Winston Churchill’s favorite film; he reportedly saw it 83 times.
It’s a patriotic film released during WWII, whose theme is that you can’t
make peace with a madman who is trying to rule the world—you must destroy
him (the reference to Hitler was obvious and wasn’t lost to the public
who made the film a box office hit). The historical romantic drama is energetically
directed by Alexander Korda (”Rembrandt”/”The Private Life of Henry VIII”/”Fire
Over England”), a close friend of Churchill’s, and written by Walter Reisch
and R.C. Sherriff. It features spouses Laurence Olivier and Vivien Leigh,
who prior to their marriage both had a well-publicized affair while married
to others. In this Hollywood made but very British film they depict an
affair between Lord Nelson and Lady Hamilton, an illicit relationship between
the marrieds that caused a national scandal.

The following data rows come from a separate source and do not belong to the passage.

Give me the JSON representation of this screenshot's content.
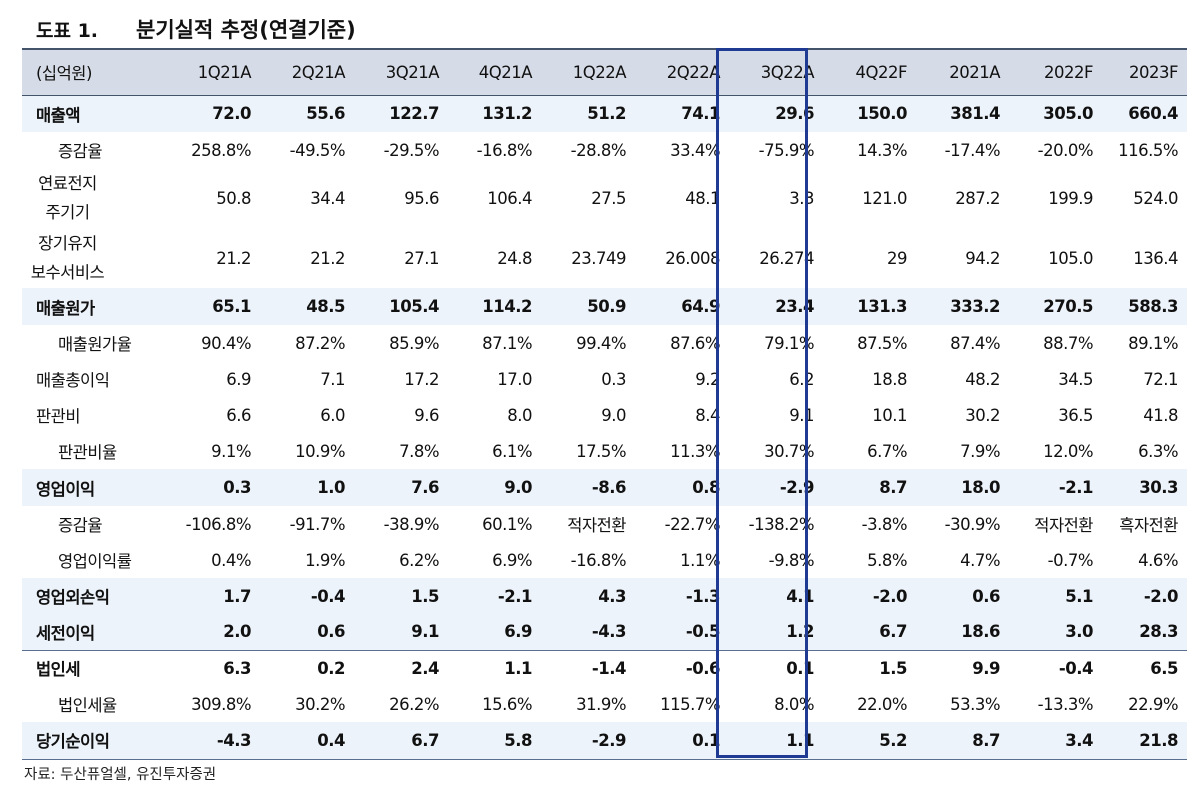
{
  "figure": {
    "label": "도표 1.",
    "title": "분기실적 추정(연결기준)"
  },
  "table": {
    "unit": "(십억원)",
    "columns": [
      "1Q21A",
      "2Q21A",
      "3Q21A",
      "4Q21A",
      "1Q22A",
      "2Q22A",
      "3Q22A",
      "4Q22F",
      "2021A",
      "2022F",
      "2023F"
    ],
    "highlight_column": "3Q22A",
    "rows": [
      {
        "label": "매출액",
        "values": [
          "72.0",
          "55.6",
          "122.7",
          "131.2",
          "51.2",
          "74.1",
          "29.6",
          "150.0",
          "381.4",
          "305.0",
          "660.4"
        ]
      },
      {
        "label": "증감율",
        "values": [
          "258.8%",
          "-49.5%",
          "-29.5%",
          "-16.8%",
          "-28.8%",
          "33.4%",
          "-75.9%",
          "14.3%",
          "-17.4%",
          "-20.0%",
          "116.5%"
        ]
      },
      {
        "label_line1": "연료전지",
        "label_line2": "주기기",
        "values": [
          "50.8",
          "34.4",
          "95.6",
          "106.4",
          "27.5",
          "48.1",
          "3.3",
          "121.0",
          "287.2",
          "199.9",
          "524.0"
        ]
      },
      {
        "label_line1": "장기유지",
        "label_line2": "보수서비스",
        "values": [
          "21.2",
          "21.2",
          "27.1",
          "24.8",
          "23.749",
          "26.008",
          "26.274",
          "29",
          "94.2",
          "105.0",
          "136.4"
        ]
      },
      {
        "label": "매출원가",
        "values": [
          "65.1",
          "48.5",
          "105.4",
          "114.2",
          "50.9",
          "64.9",
          "23.4",
          "131.3",
          "333.2",
          "270.5",
          "588.3"
        ]
      },
      {
        "label": "매출원가율",
        "values": [
          "90.4%",
          "87.2%",
          "85.9%",
          "87.1%",
          "99.4%",
          "87.6%",
          "79.1%",
          "87.5%",
          "87.4%",
          "88.7%",
          "89.1%"
        ]
      },
      {
        "label": "매출총이익",
        "values": [
          "6.9",
          "7.1",
          "17.2",
          "17.0",
          "0.3",
          "9.2",
          "6.2",
          "18.8",
          "48.2",
          "34.5",
          "72.1"
        ]
      },
      {
        "label": "판관비",
        "values": [
          "6.6",
          "6.0",
          "9.6",
          "8.0",
          "9.0",
          "8.4",
          "9.1",
          "10.1",
          "30.2",
          "36.5",
          "41.8"
        ]
      },
      {
        "label": "판관비율",
        "values": [
          "9.1%",
          "10.9%",
          "7.8%",
          "6.1%",
          "17.5%",
          "11.3%",
          "30.7%",
          "6.7%",
          "7.9%",
          "12.0%",
          "6.3%"
        ]
      },
      {
        "label": "영업이익",
        "values": [
          "0.3",
          "1.0",
          "7.6",
          "9.0",
          "-8.6",
          "0.8",
          "-2.9",
          "8.7",
          "18.0",
          "-2.1",
          "30.3"
        ]
      },
      {
        "label": "증감율",
        "values": [
          "-106.8%",
          "-91.7%",
          "-38.9%",
          "60.1%",
          "적자전환",
          "-22.7%",
          "-138.2%",
          "-3.8%",
          "-30.9%",
          "적자전환",
          "흑자전환"
        ]
      },
      {
        "label": "영업이익률",
        "values": [
          "0.4%",
          "1.9%",
          "6.2%",
          "6.9%",
          "-16.8%",
          "1.1%",
          "-9.8%",
          "5.8%",
          "4.7%",
          "-0.7%",
          "4.6%"
        ]
      },
      {
        "label": "영업외손익",
        "values": [
          "1.7",
          "-0.4",
          "1.5",
          "-2.1",
          "4.3",
          "-1.3",
          "4.1",
          "-2.0",
          "0.6",
          "5.1",
          "-2.0"
        ]
      },
      {
        "label": "세전이익",
        "values": [
          "2.0",
          "0.6",
          "9.1",
          "6.9",
          "-4.3",
          "-0.5",
          "1.2",
          "6.7",
          "18.6",
          "3.0",
          "28.3"
        ]
      },
      {
        "label": "법인세",
        "values": [
          "6.3",
          "0.2",
          "2.4",
          "1.1",
          "-1.4",
          "-0.6",
          "0.1",
          "1.5",
          "9.9",
          "-0.4",
          "6.5"
        ]
      },
      {
        "label": "법인세율",
        "values": [
          "309.8%",
          "30.2%",
          "26.2%",
          "15.6%",
          "31.9%",
          "115.7%",
          "8.0%",
          "22.0%",
          "53.3%",
          "-13.3%",
          "22.9%"
        ]
      },
      {
        "label": "당기순이익",
        "values": [
          "-4.3",
          "0.4",
          "6.7",
          "5.8",
          "-2.9",
          "0.1",
          "1.1",
          "5.2",
          "8.7",
          "3.4",
          "21.8"
        ]
      }
    ]
  },
  "source": "자료: 두산퓨얼셀, 유진투자증권",
  "colors": {
    "header_bg": "#d6dce7",
    "shaded_row_bg": "#edf3fa",
    "highlight_border": "#1f3a93"
  }
}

The film opens in Calais, where a destitute English woman is caught
stealing a bottle of wine and put in jail. There she tells another English
prisoner that she’s Lady Hamilton and then tells her life story. 

Sir William Hamilton (Alan Mowbray), an elderly rich widower who
is the British ambassador to the Court of Naples, receives in 1786 the
beautiful 18-year-old Emma Hart (Vivien Leigh) who arrives in Naples with
her chaperone, the crude and earthy mother of her low birth, Mrs. Cadogan-Lyon
(Sara Allgood). Sir William’s nephew Charles Greville passed Emma onto
him without her knowledge and never intended to marry her as she thought.

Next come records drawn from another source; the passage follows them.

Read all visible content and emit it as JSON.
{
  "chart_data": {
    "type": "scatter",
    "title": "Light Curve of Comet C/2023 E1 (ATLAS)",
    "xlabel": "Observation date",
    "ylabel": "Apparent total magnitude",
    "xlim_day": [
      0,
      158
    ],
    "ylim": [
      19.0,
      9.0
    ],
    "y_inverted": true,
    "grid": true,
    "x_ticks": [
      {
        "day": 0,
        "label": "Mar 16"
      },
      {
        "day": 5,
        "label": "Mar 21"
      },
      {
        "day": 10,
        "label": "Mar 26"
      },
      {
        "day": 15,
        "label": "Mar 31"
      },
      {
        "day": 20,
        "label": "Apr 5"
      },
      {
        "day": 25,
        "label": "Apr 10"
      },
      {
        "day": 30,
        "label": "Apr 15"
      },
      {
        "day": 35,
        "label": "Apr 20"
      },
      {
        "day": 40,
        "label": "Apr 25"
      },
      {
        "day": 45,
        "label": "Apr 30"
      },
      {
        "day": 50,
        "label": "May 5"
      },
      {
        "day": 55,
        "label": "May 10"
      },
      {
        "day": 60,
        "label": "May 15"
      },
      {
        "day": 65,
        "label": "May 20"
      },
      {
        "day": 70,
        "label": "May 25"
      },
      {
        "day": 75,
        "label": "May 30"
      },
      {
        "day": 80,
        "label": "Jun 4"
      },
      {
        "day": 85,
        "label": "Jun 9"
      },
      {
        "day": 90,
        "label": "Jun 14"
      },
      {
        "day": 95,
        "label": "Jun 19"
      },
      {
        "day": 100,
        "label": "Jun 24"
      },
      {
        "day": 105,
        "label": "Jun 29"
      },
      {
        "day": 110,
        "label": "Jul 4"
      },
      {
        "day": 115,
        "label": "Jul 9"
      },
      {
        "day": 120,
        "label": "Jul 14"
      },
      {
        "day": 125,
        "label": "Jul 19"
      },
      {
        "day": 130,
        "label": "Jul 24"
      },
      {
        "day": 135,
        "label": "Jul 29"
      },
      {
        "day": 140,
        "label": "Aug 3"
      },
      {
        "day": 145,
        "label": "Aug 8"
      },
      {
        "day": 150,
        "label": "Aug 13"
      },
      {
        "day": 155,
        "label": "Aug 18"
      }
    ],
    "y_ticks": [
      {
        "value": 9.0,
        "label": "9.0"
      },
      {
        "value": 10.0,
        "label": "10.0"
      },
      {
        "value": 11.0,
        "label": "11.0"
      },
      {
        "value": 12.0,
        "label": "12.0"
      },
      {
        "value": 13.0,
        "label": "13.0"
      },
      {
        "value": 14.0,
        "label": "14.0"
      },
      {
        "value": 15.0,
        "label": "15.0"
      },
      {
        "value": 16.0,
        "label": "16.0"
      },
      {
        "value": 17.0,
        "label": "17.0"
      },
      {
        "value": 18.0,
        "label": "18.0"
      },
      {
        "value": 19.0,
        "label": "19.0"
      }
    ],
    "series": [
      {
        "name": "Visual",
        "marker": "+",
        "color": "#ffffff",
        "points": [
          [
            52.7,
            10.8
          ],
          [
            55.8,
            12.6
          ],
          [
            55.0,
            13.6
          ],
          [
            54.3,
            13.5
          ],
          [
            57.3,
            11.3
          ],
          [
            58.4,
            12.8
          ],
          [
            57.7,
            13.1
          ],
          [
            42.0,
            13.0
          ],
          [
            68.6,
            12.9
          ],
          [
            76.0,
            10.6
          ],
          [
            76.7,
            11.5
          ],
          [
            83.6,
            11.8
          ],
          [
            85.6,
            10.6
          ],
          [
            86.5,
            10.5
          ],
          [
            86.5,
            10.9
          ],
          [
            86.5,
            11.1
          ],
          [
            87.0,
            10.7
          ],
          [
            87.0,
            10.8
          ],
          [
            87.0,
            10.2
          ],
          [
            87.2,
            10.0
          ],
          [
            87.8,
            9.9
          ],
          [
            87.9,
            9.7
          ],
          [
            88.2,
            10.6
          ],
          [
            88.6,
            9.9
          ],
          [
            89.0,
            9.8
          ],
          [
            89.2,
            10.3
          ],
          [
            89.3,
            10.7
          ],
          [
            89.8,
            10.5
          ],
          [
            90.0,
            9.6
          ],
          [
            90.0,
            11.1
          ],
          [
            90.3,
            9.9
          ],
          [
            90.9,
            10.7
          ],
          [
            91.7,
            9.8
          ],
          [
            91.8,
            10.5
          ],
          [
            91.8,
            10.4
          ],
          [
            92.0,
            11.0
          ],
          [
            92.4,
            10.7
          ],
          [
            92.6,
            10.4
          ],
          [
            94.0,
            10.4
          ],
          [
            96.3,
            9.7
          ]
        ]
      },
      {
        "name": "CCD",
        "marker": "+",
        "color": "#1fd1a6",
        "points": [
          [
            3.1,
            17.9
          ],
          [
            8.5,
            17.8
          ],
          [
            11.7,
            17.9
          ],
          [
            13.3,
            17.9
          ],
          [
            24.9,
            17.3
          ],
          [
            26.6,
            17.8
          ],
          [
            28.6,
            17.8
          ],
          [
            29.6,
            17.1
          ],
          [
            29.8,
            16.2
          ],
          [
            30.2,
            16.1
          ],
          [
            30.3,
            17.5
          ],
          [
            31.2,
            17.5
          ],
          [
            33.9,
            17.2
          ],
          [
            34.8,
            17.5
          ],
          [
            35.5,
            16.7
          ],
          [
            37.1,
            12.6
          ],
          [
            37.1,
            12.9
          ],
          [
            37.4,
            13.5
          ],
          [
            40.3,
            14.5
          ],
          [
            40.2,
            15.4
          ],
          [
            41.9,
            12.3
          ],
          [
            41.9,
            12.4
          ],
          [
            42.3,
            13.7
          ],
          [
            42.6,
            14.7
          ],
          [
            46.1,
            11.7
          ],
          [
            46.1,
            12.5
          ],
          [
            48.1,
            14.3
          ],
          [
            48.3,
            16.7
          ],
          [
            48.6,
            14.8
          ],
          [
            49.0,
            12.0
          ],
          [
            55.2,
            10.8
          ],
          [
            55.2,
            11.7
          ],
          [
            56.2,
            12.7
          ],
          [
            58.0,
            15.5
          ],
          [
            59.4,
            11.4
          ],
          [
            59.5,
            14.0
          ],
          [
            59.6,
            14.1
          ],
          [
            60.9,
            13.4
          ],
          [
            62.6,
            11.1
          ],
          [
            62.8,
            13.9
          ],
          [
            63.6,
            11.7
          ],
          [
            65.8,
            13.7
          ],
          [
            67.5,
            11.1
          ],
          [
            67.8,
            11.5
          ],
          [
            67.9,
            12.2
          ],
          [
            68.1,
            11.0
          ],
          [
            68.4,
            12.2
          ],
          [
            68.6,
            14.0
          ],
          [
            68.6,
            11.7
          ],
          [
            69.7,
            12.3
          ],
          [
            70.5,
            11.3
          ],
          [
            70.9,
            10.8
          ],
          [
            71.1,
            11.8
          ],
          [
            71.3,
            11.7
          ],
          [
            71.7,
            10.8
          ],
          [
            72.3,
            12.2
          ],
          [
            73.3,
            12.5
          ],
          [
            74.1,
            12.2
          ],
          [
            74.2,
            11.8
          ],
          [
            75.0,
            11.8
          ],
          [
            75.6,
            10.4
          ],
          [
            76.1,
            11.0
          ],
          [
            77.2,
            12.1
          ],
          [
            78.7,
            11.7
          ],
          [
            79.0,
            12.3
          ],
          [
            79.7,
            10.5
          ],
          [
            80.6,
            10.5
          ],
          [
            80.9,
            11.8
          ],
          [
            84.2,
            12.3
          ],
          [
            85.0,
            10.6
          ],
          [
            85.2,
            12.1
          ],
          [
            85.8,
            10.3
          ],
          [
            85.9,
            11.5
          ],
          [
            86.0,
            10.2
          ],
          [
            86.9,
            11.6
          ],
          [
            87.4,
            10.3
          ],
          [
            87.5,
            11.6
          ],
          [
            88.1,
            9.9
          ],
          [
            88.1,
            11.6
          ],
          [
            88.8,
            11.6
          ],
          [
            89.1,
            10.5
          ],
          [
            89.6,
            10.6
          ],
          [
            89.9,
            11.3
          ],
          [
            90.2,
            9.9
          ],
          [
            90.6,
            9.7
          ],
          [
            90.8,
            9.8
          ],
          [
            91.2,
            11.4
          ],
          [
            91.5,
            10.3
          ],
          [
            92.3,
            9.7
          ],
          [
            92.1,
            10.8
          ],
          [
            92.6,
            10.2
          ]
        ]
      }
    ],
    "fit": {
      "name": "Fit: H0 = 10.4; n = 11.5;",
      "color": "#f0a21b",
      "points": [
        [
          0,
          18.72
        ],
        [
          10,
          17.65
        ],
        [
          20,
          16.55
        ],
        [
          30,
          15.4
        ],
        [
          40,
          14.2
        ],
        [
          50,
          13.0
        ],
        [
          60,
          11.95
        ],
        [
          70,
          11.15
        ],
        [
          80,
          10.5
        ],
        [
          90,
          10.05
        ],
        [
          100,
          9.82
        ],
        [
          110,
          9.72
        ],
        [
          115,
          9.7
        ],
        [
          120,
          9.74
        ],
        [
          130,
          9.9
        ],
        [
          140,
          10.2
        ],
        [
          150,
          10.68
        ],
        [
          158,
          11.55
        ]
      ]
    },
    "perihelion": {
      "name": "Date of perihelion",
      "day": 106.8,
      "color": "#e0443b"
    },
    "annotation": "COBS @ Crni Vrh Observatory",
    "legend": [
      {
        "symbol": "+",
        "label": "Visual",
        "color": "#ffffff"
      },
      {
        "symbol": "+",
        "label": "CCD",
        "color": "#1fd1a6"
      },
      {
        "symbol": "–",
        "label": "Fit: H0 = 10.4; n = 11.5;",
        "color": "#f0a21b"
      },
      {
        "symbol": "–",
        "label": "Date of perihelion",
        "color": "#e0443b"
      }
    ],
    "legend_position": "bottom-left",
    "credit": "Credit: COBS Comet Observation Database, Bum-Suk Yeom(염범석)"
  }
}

Impressed with her beauty, the old codger tutors her to be a lady and marries
her. A few years pass and the dashing Captain Horatio Nelson (Laurence
Olivier) visits Sir William in Naples to say England is at war with France
and needs troops from Naples. When her hubby is too slow to respond, Emma
helps Nelson see the Queen of Naples immediately and she talks the king
into giving Nelson 10,000 troops. Five years later Nelson returns and when
the neutral Naples is too frightened of Napoleon Bonaparte to help Nelson,
Emma helps him get his supplies. She’s also shocked to see Nelson has been
blinded in one eye and has lost an arm. Nelson now goes to fight Napoleon’s
fleet in Egypt’s Nile and wins a smashing victory. Upon returning to Naples,
the now promoted to admiral, Nelson, starts his affair with Emma and after
rescuing the Hamiltons and the royals from the revolutionary mob. Nelson
then follows his original orders to go to Malta. His disobeying orders
to save Lady Hamilton, receives the ire of the British Admiralty. They
order him to return to England alone. Back in London the dour Lady Frances
Nelson (Gladys Cooper) meets her hero husband, and when she soon finds
out that hubby knocked up Lady Hamilton glumly announces she’ll never give
him a divorce. Emma in 1801 has the child, a girl, and refuses to reconcile
with Sir William, choosing to live happily instead with Lord Nelson in
a country cottage. In 1805 Nelson is called upon to defend England’s fleet
from being attacked by Napoleon and his ally of Spain, at the cape of Trafalgar.
Nelson gives England its greatest naval victory at the Battle of Trafalgar,
but dies in the battle. Though he provided amply for Emma, the British
courts refused to allow her to collect and she would become a debtor and
her life would end tragically as a pauper.